Большего унижения я в своей жизни не испытывала.

На следующее утро мать повела меня к гинекологу, где в изумлении обнаружила, что вела войну с ветряной мельницей. Для меня это был шок, для нее — повод для новой вспышки гнева и яростного желания отстоять право на неподсудность своих действий.

Перестав взывать к моему благоразумию и девической порядочности, она перешла в наступление.

— Ты специально издевалась надо мной! Специально! Ты выставила меня на посрамление перед людьми.

Я пыталась оправдываться, но те редкие слова, которые мне удавалось вставить, вызывали в матери еще большее кипение негодования.

— Но почему ты не сказала, что между вами ничего не было! Тебе без позора жить скучно?

Мне надоело оправдываться.

— А почему ты решила, что ничего не было?

— Но врач… — затормозила мать, вопросительно взглянув на меня.

— Что врач? Что он знает, этот твой врач?

— Он же видит… — осеклась мать. — Или не так?

— Нет, мамочка, не так! Он ничего-ошеньки не видит!

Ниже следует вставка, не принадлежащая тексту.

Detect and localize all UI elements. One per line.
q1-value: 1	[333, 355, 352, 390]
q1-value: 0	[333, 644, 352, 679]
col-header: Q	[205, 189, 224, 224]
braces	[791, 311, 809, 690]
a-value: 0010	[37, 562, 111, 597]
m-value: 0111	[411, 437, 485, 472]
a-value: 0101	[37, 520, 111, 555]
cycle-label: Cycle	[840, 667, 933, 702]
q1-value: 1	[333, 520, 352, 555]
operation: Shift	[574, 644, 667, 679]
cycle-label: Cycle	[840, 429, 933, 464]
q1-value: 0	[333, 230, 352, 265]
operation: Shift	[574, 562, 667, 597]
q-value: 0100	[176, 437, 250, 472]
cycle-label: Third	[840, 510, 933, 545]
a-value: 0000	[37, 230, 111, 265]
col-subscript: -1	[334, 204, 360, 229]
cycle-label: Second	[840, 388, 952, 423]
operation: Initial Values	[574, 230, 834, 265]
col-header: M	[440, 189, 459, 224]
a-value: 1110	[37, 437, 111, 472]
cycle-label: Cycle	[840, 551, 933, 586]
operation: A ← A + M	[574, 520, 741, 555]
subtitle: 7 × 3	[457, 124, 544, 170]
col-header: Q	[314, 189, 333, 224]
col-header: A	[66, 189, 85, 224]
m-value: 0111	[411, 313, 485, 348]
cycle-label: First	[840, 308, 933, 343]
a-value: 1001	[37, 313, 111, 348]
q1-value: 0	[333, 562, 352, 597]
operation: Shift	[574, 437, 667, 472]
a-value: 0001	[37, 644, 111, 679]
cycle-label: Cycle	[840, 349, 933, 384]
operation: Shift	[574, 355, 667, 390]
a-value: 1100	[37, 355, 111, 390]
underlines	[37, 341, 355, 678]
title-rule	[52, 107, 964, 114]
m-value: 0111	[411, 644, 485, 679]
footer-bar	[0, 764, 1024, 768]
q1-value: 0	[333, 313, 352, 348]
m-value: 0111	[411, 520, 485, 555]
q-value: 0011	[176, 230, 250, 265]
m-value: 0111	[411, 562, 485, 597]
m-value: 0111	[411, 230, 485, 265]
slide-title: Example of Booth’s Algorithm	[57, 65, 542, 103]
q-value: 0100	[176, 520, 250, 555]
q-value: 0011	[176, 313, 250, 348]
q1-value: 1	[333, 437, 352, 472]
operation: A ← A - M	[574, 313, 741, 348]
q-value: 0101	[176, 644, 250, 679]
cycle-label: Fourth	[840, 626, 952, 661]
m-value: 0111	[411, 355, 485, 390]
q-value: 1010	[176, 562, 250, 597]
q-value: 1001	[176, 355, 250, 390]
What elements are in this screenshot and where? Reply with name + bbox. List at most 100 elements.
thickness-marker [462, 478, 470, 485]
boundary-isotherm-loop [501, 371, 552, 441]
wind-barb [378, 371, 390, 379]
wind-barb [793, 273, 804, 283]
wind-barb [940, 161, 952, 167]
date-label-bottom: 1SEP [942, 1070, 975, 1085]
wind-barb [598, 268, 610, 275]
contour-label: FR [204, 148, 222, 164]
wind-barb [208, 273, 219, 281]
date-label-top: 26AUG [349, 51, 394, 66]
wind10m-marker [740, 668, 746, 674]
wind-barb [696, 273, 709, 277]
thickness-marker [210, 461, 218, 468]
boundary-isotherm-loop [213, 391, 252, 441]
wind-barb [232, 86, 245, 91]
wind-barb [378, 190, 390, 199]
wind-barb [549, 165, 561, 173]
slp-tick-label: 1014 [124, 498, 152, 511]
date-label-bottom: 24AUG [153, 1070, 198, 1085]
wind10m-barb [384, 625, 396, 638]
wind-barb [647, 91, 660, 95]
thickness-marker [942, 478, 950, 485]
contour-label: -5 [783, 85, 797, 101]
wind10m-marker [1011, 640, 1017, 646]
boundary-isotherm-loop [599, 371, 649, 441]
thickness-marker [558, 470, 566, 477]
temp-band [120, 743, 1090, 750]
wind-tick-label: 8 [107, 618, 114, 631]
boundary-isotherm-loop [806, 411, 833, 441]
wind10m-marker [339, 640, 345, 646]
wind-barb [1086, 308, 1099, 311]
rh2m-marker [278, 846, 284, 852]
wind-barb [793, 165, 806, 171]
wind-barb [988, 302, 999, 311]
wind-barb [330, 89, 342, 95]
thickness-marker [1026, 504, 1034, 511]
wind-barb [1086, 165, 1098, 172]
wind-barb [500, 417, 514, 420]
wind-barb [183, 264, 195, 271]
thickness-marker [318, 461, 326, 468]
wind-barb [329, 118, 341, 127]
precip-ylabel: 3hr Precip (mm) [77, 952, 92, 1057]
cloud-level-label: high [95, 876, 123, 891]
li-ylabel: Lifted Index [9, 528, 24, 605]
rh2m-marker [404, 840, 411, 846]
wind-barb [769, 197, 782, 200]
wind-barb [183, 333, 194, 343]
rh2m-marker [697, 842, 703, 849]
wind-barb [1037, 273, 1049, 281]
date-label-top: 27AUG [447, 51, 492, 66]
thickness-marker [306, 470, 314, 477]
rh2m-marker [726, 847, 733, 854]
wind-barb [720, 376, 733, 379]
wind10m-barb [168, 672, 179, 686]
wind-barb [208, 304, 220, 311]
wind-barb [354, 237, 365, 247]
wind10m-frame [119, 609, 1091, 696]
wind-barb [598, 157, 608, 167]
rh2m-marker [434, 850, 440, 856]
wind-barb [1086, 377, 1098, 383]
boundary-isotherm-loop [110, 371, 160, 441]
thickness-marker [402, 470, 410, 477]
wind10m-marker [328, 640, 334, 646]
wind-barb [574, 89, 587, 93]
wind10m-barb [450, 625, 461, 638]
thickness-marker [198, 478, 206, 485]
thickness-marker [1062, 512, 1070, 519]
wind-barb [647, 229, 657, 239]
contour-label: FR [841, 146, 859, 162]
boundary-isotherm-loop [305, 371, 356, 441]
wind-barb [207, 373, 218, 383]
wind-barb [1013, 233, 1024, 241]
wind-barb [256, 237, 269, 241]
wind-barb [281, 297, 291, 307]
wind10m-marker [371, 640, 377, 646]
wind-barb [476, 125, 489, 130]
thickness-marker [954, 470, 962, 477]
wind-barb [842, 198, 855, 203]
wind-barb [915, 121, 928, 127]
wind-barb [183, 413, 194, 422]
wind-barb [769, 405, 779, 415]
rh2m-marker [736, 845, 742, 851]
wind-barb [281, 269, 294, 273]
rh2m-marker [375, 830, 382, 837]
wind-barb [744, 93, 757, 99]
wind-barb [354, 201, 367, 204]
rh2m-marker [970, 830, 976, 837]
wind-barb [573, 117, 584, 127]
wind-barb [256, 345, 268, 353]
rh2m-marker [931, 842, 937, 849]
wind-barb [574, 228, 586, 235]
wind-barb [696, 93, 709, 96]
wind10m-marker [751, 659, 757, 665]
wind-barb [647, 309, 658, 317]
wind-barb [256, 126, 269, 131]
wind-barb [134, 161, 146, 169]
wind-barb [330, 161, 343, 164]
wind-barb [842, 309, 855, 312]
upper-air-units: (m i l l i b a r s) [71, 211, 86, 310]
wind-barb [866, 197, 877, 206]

— Так, значит, не в постели?.. — Она вновь закипала. — Я его посажу! Посажу кобеля драного! За развращение!!! Малолетних! Так и передай, пусть адвоката ищет.

— Адвоката… В постели, не в постели… Какая ты примитивная! — Я тяжело вздохнула и отвернулась от нее. — Главное, чтоб в постели не было? — Я резко повернулась к ней и со злостью крикнула: — Не было! Ничего не было! Врач твой знает про это, а что в душе было, он знает?

— Ирочка! При чем здесь это? — Перепады настроения матери поражали и бесили меня своей неожиданной сменой.

— Конечно! Конечно!! При чем здесь душа?! Главное, чтоб простынка чистая, а душа, она — что? Так! Тонкие материи, кто их видит? Их, по-твоему, и в грязь можно, и в дерьмо!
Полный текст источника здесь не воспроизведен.